Fitterman definitivamente não é um diretor de primeira viagem e seu filme não é mimetismo ou imitação, apesar de esbarrar em inevitáveis comparações - a história da figura trágica que conecta vários arcos pode ser exemplificada em histórias da literatura, cinema e seriados de televisão como The Killing, Twin Peaks, Garota Exemplar, Laura, etc - e seu filme tem um ritmo orgânico, com uma curva progressivamente dramática que se afunila cena a cena. Seu foco do que está se querendo contar é afiado e suas cenas raramente perdem o propósito.

É bem verdade que essa recriação do film noir com suas luzes, suas sombras e seus temas tem seus problemas. Existem personagens demais e Berenice acaba perdendo seu foco em boa parte do filme, não só tendo soluções fáceis em sua “procura” mas também efetivamente procurando de menos. E quase nenhum personagem receberá grande desenvolvimento ou encerramento satisfatório ao final da história além do núcleo principal. Fica a impressão também de clímax inesperado, repentino, que se descola da organicidade do resto do filme. 

Ainda assim, cenas como Isabelle cantando para boa parte do elenco que a conhece e a admira, as cenas em que Berenice, adentrando os 40 anos, tenta recuperar a paixão pela vida através da redescoberta da sexualidade, revelam um filme que esbanja em uma forma de encenar que sai do óbvio, abordando diferentes linguagens. Longos planos sem cortes se encontram a jump cuts, enquadramentos distantes e indiferentes coexistem com uma câmera colada com lentes disformes, a música vai do cafonão gritado ao suspense monocórdico. 

Por mais que tenha lá seus defeitos, fica difícil achincalhar com tanta força um filme que tenta tanto, que experimenta tanto e que se diferencia tanto, chocando diferentes grupos de pessoas - policiais, traficantes, mídia, conservadores, performers adultos, transsexuais, homofóbicos, hipócritas soturnos, íntegros pouco práticos, duvidosos correndo atrás do certo protagonizam o filme o tempo todo, fora de qualquer ideologia ou normalidade. Mesmo momentos que podem soar como pregação são pouquíssimos e boa parte dos diálogos lidam com o cotidiano ou os demônios interiores de seus personagens.
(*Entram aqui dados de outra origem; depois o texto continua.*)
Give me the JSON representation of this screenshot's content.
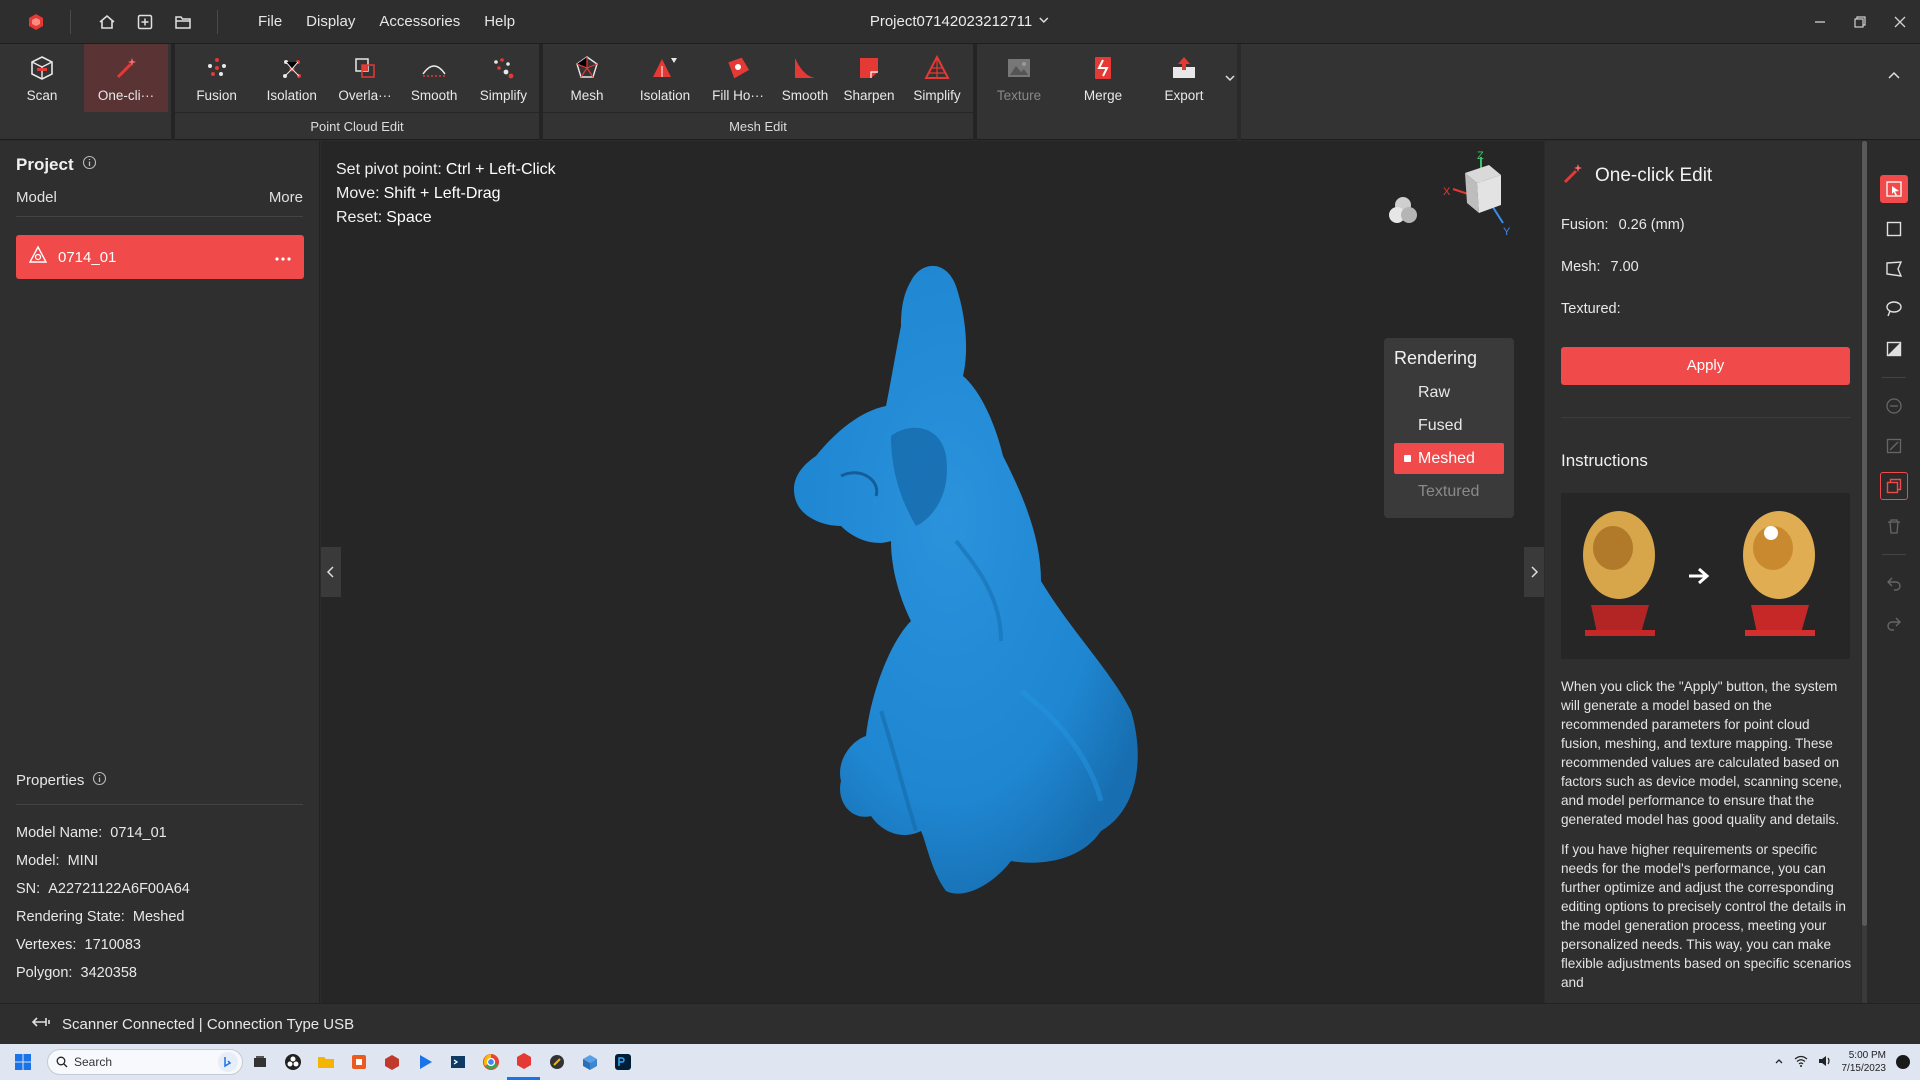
{
  "titlebar": {
    "menu": [
      "File",
      "Display",
      "Accessories",
      "Help"
    ],
    "project_title": "Project07142023212711"
  },
  "ribbon": {
    "group1": {
      "tools": [
        {
          "label": "Scan",
          "icon": "scan-icon"
        },
        {
          "label": "One-cli···",
          "icon": "magic-wand-icon"
        }
      ]
    },
    "group2": {
      "label": "Point Cloud Edit",
      "tools": [
        {
          "label": "Fusion",
          "icon": "fusion-icon"
        },
        {
          "label": "Isolation",
          "icon": "isolation-icon"
        },
        {
          "label": "Overla···",
          "icon": "overlap-icon"
        },
        {
          "label": "Smooth",
          "icon": "smooth-icon"
        },
        {
          "label": "Simplify",
          "icon": "simplify-icon"
        }
      ]
    },
    "group3": {
      "label": "Mesh Edit",
      "tools": [
        {
          "label": "Mesh",
          "icon": "mesh-icon"
        },
        {
          "label": "Isolation",
          "icon": "isolation-icon"
        },
        {
          "label": "Fill Ho···",
          "icon": "fill-holes-icon"
        },
        {
          "label": "Smooth",
          "icon": "smooth-icon"
        },
        {
          "label": "Sharpen",
          "icon": "sharpen-icon"
        },
        {
          "label": "Simplify",
          "icon": "simplify-icon"
        }
      ]
    },
    "group4": {
      "tools": [
        {
          "label": "Texture",
          "icon": "texture-icon"
        },
        {
          "label": "Merge",
          "icon": "merge-icon"
        },
        {
          "label": "Export",
          "icon": "export-icon"
        }
      ]
    }
  },
  "left": {
    "project_label": "Project",
    "model_label": "Model",
    "more_label": "More",
    "model_item": "0714_01",
    "properties_label": "Properties",
    "props": [
      {
        "k": "Model Name:",
        "v": "0714_01"
      },
      {
        "k": "Model:",
        "v": "MINI"
      },
      {
        "k": "SN:",
        "v": "A22721122A6F00A64"
      },
      {
        "k": "Rendering State:",
        "v": "Meshed"
      },
      {
        "k": "Vertexes:",
        "v": "1710083"
      },
      {
        "k": "Polygon:",
        "v": "3420358"
      }
    ]
  },
  "viewport": {
    "hints": [
      {
        "k": "Set pivot point:",
        "v": "Ctrl + Left-Click"
      },
      {
        "k": "Move:",
        "v": "Shift + Left-Drag"
      },
      {
        "k": "Reset:",
        "v": "Space"
      }
    ],
    "rendering_title": "Rendering",
    "rendering_options": [
      "Raw",
      "Fused",
      "Meshed",
      "Textured"
    ],
    "rendering_selected": "Meshed",
    "model_color": "#1f86d1",
    "axes": {
      "z": "Z",
      "x": "X",
      "y": "Y"
    }
  },
  "right": {
    "title": "One-click Edit",
    "fusion_label": "Fusion:",
    "fusion_value": "0.26 (mm)",
    "mesh_label": "Mesh:",
    "mesh_value": "7.00",
    "textured_label": "Textured:",
    "apply_label": "Apply",
    "instructions_title": "Instructions",
    "instructions_p1": "When you click the \"Apply\" button, the system will generate a model based on the recommended parameters for point cloud fusion, meshing, and texture mapping. These recommended values are calculated based on factors such as device model, scanning scene, and model performance to ensure that the generated model has good quality and details.",
    "instructions_p2": "If you have higher requirements or specific needs for the model's performance, you can further optimize and adjust the corresponding editing options to precisely control the details in the model generation process, meeting your personalized needs. This way, you can make flexible adjustments based on specific scenarios and"
  },
  "status": {
    "text": "Scanner Connected | Connection Type USB"
  },
  "taskbar": {
    "search_placeholder": "Search",
    "time": "5:00 PM",
    "date": "7/15/2023"
  },
  "colors": {
    "accent": "#f04a4a",
    "model": "#1f86d1"
  }
}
O olhar dramático cinematográfico de Allan Fiterman tem o senso operístico e catártico das novelas brasileiras, mas corre longe do dramalhão um tom acima da qual a soap opera virou uma caricatura. Por tudo isso, Berenice Procura é uma obra que, quer agrade quer não, merece ser assistida pelo tanto que tenta reformular o gênero e adaptá-lo de uma fórmula que “fale português”, apele aos nossos problemas e valorize uma certa queda nossa ao passional e ao dramático, ao exagero na música, nos afetos, na violência. E mesmo assim, consegue ser acessível e orientado, como o são os destacados filmes de gênero ou que falem de questões muito específicas. Talvez melhor trabalhado, com uma gestação maior e um cuidado maior em seu desenlace, teríamos um grande filme. Da forma que ficou, vemos algo em potencial para um diretor que ainda pode crescer.